A typical James Stubbs appearance, this one in Richmond Hill, as reported in The Liberal, Dec. 20, 1906.

The article tells the story of one of Ontario’s lesser-known, and independent, travelling “showmen” –James Stubbs, of Peterborough, Ont. Taking his regional and religious bandwagon on the road for almost fifteen years (c.1900 to 1914), Stubbs contributed as he went to the growth and acceptance of motion picture exhibition in the province.

From “Park Street Sunday School,” Examiner, March 9, 1907, p.16. “ . . . a prophet in his own country.”

Stubbs’ work, like that of other travelling exhibitors of the time, was to offer people a chance to see, sometimes for the first time, the new technological phenomenon of the age. With his stereopticon, phonograph machine, and motion picture projector he travelled here and there by rail — from Ottawa to Orillia, Kingston to Kinmount — drawing large crowds wherever he went.

Peterborough Daily Review, July 26, 1906, p.7. Stubbs is putting up two new houses on Water St.

Peterborough Examiner, Nov. 26, 1906, p.9. Mrs. Stubbs has a bit of an accident in the new house, and two of the dailies reported on the incident.

Peterborough Review, Nov. 27, 1906, p.8. Husband James was off via train on one of his many trips.

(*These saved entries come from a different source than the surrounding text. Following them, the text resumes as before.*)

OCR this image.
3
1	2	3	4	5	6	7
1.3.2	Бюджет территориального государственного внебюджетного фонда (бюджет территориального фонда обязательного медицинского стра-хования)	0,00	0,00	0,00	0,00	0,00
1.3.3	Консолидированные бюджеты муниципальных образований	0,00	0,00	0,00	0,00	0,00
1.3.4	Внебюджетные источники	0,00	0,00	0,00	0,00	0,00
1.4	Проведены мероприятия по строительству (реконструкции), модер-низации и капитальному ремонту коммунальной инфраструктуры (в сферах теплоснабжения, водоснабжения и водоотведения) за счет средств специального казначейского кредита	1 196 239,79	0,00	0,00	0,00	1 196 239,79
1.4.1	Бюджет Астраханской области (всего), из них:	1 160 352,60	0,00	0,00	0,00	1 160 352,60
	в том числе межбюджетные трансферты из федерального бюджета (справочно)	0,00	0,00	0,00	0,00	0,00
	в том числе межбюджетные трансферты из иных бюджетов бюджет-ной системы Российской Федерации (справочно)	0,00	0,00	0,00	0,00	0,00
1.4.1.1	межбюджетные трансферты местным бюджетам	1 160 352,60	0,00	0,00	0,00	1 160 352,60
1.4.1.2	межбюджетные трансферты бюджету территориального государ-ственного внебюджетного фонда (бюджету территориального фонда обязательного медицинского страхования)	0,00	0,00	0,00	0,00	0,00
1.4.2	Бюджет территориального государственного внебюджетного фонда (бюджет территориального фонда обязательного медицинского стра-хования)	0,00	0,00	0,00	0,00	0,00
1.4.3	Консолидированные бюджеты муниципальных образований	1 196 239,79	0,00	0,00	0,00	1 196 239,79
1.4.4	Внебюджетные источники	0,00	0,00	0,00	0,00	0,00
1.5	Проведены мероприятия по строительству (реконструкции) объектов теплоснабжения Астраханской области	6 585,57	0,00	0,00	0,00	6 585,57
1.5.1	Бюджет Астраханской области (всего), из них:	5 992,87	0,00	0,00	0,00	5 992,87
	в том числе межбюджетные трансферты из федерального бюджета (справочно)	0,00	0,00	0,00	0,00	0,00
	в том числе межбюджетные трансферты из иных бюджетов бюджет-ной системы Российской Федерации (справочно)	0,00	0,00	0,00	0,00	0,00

Around July 1906 James Stubbs, a master carpenter, bought three empty lots on Water St. south of Smith Road (or Parkhill). In that same year he began building two houses, at 659 and 661 Water Street. James and his wife quickly moved into no.659. It appears that one of the houses was meant for James’ son William, but around that time William was working in Toronto; when William and his wife did move to Peterborough they also lived in 659. Around 1912 the family moved into 661 and were living there when James died in 1917. That house, no.661, has been designated as a heritage property, said to be “a good example of an Edwardian Classical house.” The city of Peterborough’s “Listed Heritage Properties” site acknowledges that the two and a half story dwelling was “home to James Stubbs, a lecturer” and cites its shingled gable and entrance porch with pediment.

The James Stubbs houses, 659 and 661 Water Street, June 2020. Construction of the houses began in 1906, although no.661 was not occupied (and perhaps not finished) until around 1912. Originally, according to reports from the time, there was a ravine in the area between George and Water streets, which had to be filled in before lots could be sold. Stubbs bought three empty lots and (it seems) originally his son William was going to live in one of the houses, but that never happened. “Many Lots Are Changing Hands,” Daily Review, July 4, 1906, p.4; “Several New Houses Are Being Erected,” Daily Review, July 26, 1906, p.7.